CVE-2025-12928 identifies a SQL injection vulnerability in the code-projects Online Job Search Engine version 1.0, located in the /login.php script. The vulnerability arises from improper sanitization of input parameters 'username' and 'phone', which are directly used in SQL queries without adequate validation or parameterization. This allows remote attackers to inject malicious SQL code, potentially bypassing authentication, extracting sensitive data, or modifying database contents. The attack vector requires no authentication or user interaction, making it highly accessible to threat actors. The CVSS 4.0 score of 6.9 (medium severity) reflects the vulnerability's network attack vector, low complexity, and no privileges required, but limited scope and impact on confidentiality, integrity, and availability. Although no active exploits have been observed in the wild, the public disclosure of exploit code increases the likelihood of exploitation attempts. The vulnerability affects only version 1.0 of the product, which is used primarily by online job search platforms to manage user authentication and data.

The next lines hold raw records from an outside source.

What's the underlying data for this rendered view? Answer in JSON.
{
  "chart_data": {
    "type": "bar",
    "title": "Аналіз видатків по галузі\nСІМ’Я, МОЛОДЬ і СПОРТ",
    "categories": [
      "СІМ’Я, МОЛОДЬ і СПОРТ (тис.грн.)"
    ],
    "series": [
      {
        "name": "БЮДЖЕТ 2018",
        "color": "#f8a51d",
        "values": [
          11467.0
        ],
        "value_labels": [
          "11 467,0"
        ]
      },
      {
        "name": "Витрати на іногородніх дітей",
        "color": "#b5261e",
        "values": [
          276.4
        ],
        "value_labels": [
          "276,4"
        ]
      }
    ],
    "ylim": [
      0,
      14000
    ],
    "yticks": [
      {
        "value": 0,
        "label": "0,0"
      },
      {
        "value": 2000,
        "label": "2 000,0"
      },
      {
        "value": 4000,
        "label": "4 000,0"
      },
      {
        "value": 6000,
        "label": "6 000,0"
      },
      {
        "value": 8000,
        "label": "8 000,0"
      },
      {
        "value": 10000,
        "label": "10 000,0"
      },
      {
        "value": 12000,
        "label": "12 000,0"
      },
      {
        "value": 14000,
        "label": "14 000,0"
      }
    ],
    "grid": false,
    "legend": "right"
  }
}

Without remediation, attackers could compromise user accounts, access personal information, or disrupt service availability. The lack of official patches necessitates immediate mitigation through secure coding practices such as prepared statements and input validation.

For European organizations operating online job search engines or platforms using the affected code-projects software, this vulnerability poses a significant risk to the confidentiality and integrity of user data, including personal identification and contact information. Exploitation could lead to unauthorized access to user accounts, data leakage, and potential manipulation or deletion of database records, undermining trust and compliance with data protection regulations such as GDPR. The availability impact is limited but could occur if attackers execute destructive SQL commands. The medium severity rating suggests moderate but tangible risks, especially for organizations lacking robust intrusion detection or input validation controls. Given the public availability of exploit code, attackers may target European job platforms to harvest personal data or disrupt services, potentially affecting recruitment processes and user privacy. The reputational damage and regulatory penalties from data breaches could be substantial. Organizations relying on this software must assess exposure and implement mitigations promptly to avoid exploitation.

1. Immediately review and update the /login.php code to implement parameterized queries or prepared statements for all database interactions involving user inputs, especially 'username' and 'phone'. 2. Apply rigorous input validation and sanitization to reject malicious input patterns before processing. 3. If official patches or updates become available from the vendor, prioritize their deployment. 4. Employ Web Application Firewalls (WAFs) configured to detect and block SQL injection attempts targeting login parameters. 5. Monitor logs for unusual login attempts or database errors indicative of injection attempts. 6. Conduct security code reviews and penetration testing focused on input handling in authentication modules. 7. Educate developers on secure coding practices to prevent similar vulnerabilities. 8. Consider isolating or restricting access to the affected application components until mitigations are in place. 9. Backup databases regularly and ensure recovery procedures are tested to mitigate potential data loss. 10. For organizations unable to patch immediately, implement compensating controls such as strict network segmentation and enhanced monitoring.